Simple Linear Regression Using Example.

In this piece, I’ll go through what simple linear regression is and how to use it on a dataset in depth.

SACHIN H S
8 min readMar 11, 2022
Image by Author(plotted using Plotly)

The following topics are covered in this tutorial:

  • what is Linear Regression?
  • Types of Linear Regression.
  • Linear Regression assumptions.
  • Correlation coefficient (r).
  • Coefficient of determination(R-squared ).
  • Residuals.
  • Lost/Cost Function.
  • Residual analysis.
  • Applying Linear Regression using Python.

What is Linear Regression?

We can describe linear regression as a form of predictive modeling technique that investigates the relationship between a dependent and independent variable.

Linear Regression [Image by Author (created using Canva)]

For example, if I look at an employee’s experience and salary, we can see that there is a linear relationship between the two. More the experience a person has, the greater their salary, and vice versa.

From the above graph, we can see that in linear regression we take the independent variable in the x-axis and dependent variable in the y-axis, and we try to fit the best line which has minimum error between actual and predicted value.

The following is a simple linear regression equation:

Linear Regression Equation [Image by Author(created using LaTex)]
  • The graph of a regression equation is a straight line.
  • c is the y-intercept of the regression line.
  • m is the slope of the regression line.
  • E(y) is the expected value of y for the given x value.
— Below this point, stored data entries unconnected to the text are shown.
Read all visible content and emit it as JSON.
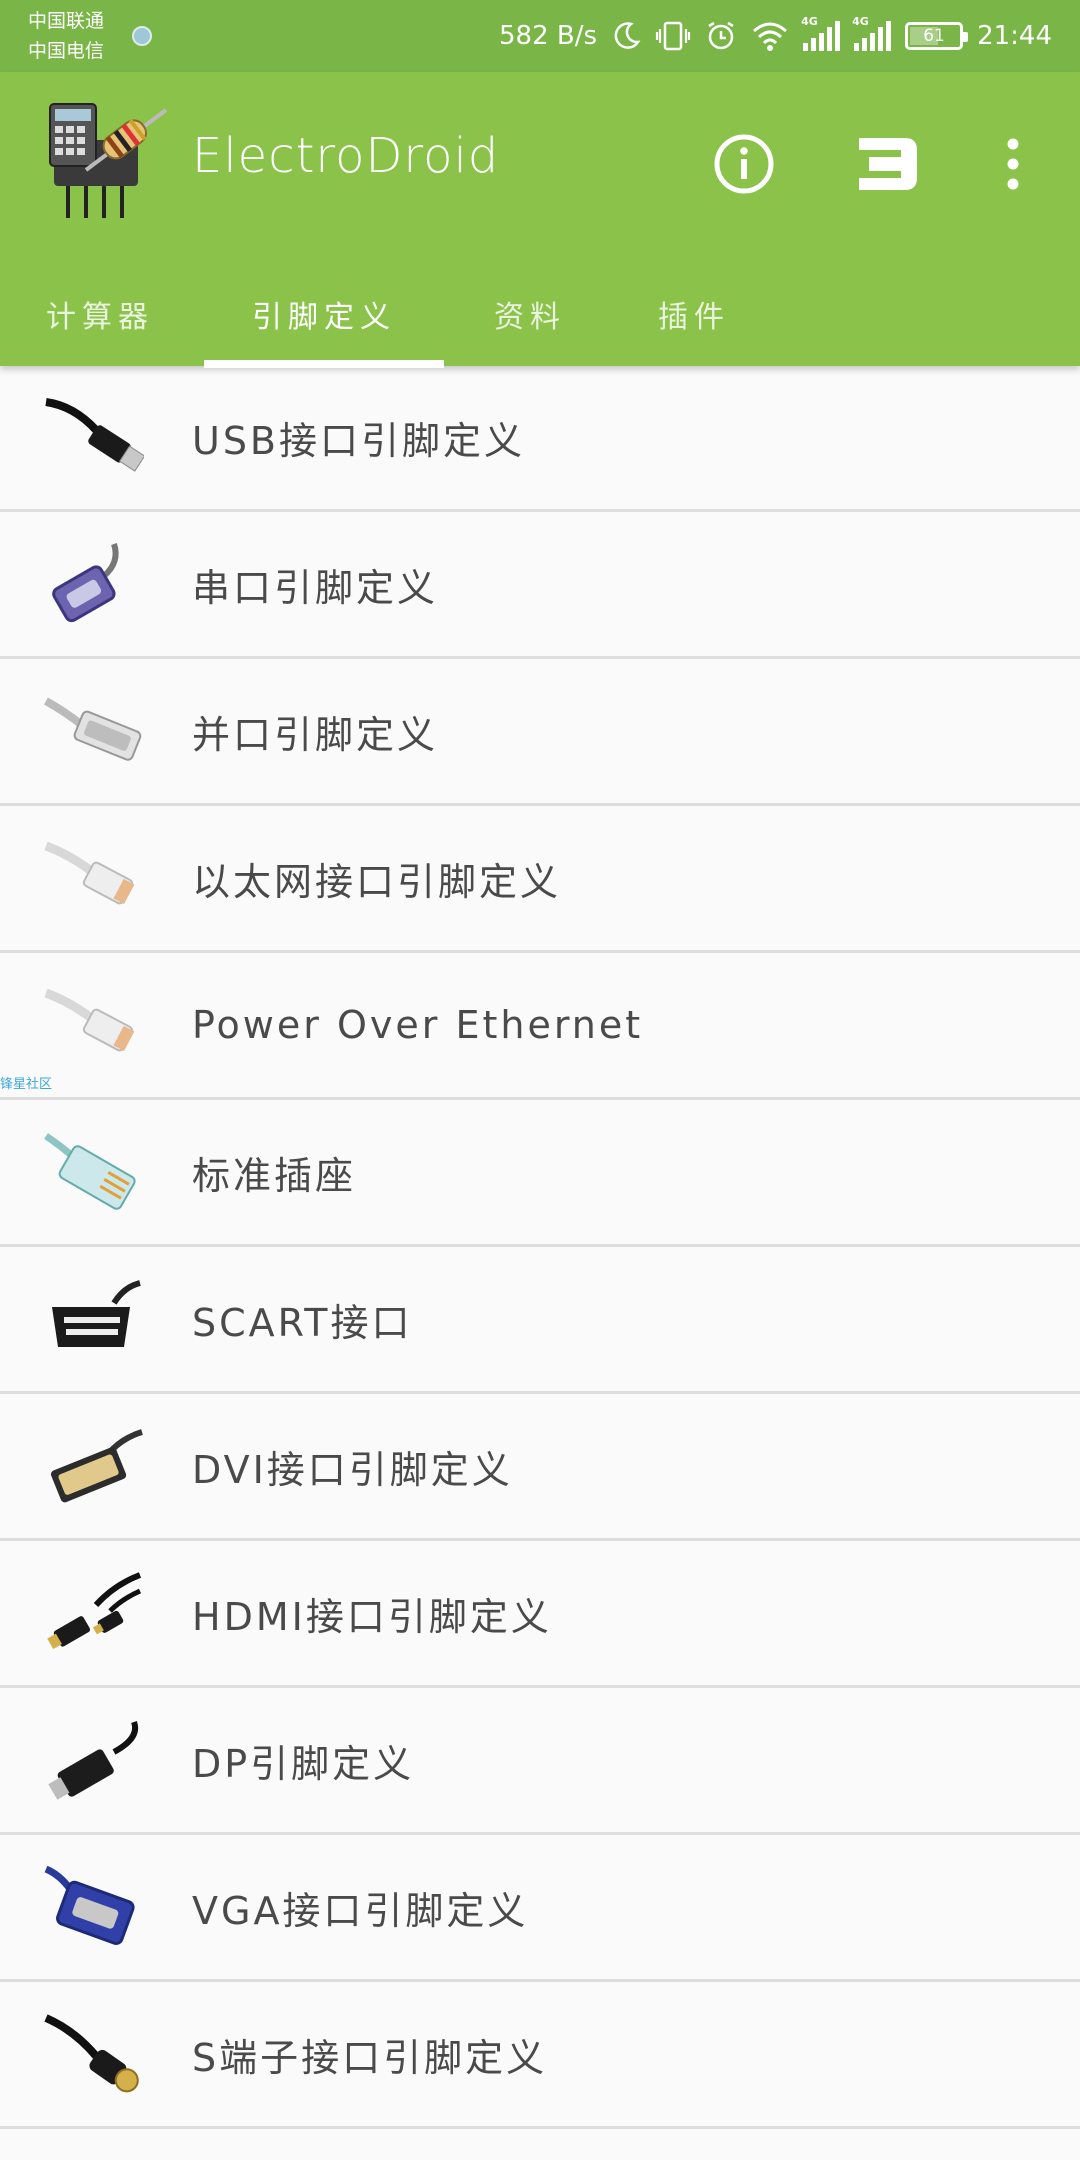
{
  "status_bar": {
    "carrier1": "中国联通",
    "carrier2": "中国电信",
    "speed": "582 B/s",
    "network1": "4G",
    "network2": "4G",
    "battery": "61",
    "battery_level": 0.61,
    "time": "21:44"
  },
  "app": {
    "title": "ElectroDroid",
    "accent": "#8bc34a"
  },
  "tabs": [
    {
      "label": "计算器",
      "active": false
    },
    {
      "label": "引脚定义",
      "active": true
    },
    {
      "label": "资料",
      "active": false
    },
    {
      "label": "插件",
      "active": false
    }
  ],
  "list": [
    {
      "label": "USB接口引脚定义",
      "icon": "usb-cable-icon"
    },
    {
      "label": "串口引脚定义",
      "icon": "serial-port-icon"
    },
    {
      "label": "并口引脚定义",
      "icon": "parallel-port-icon"
    },
    {
      "label": "以太网接口引脚定义",
      "icon": "ethernet-plug-icon"
    },
    {
      "label": "Power Over Ethernet",
      "icon": "poe-plug-icon"
    },
    {
      "label": "标准插座",
      "icon": "modular-plug-icon"
    },
    {
      "label": "SCART接口",
      "icon": "scart-plug-icon"
    },
    {
      "label": "DVI接口引脚定义",
      "icon": "dvi-plug-icon"
    },
    {
      "label": "HDMI接口引脚定义",
      "icon": "hdmi-cable-icon"
    },
    {
      "label": "DP引脚定义",
      "icon": "displayport-plug-icon"
    },
    {
      "label": "VGA接口引脚定义",
      "icon": "vga-plug-icon"
    },
    {
      "label": "S端子接口引脚定义",
      "icon": "s-video-plug-icon"
    }
  ],
  "watermark": "锋星社区"
}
Types of Linear Regression.

  1. Simple linear regression: In simple linear regression we have one independent variable(x) and one dependent variable(y), for that, we have to fit the best fit line.

Equation of a simple linear regression can be written as, Expected(y)=mx+c

2. Multiple linear regression: In multiple linear regression we have one dependent variable(y) and more than one independent variable(x), using these multiple variables we have to find a good relationship between these variables.

Equation of a Multiple linear regression can be written as, Expected(y) =c+ m1x1+m2x2+…….+mnxn .

Linear Regression assumptions.

  • A linear relationship between x and y variables.
  • There should be no or little multicollinearity.
  • Residuals should be independent of each other.
  • Residuals should be normally distributed with a mean of 0.
  • The assumption of homoscedasticity(“same variance”) is central to the linear regression model.

Correlation coefficient (r).

We use the Correlation coefficient (r) to describe the strength and direction of the relationship between independent and dependent variables.

Correlation coefficient [Image by Author (created using Canva)]
  • If we observe figure a, we can see a complete negative relationship between x and y variables, this is a condition when one of the variables increases and the other variable is depressing, this is a perfect negative linear relationship.
  • If we observe figure b, we can observe, r is varying between -1 and 0.
  • In figure c, we can observe r=0 which means there is no relationship between x and y variables.
  • In figure d, we can observe positive relation between x and y variables. Here we can see as one variable increases another one also increases.
  • In figure e, we can observe the perfect positive linear relationship between x and y variables.
  • Correlation coefficient (r) varies between -1 to +1.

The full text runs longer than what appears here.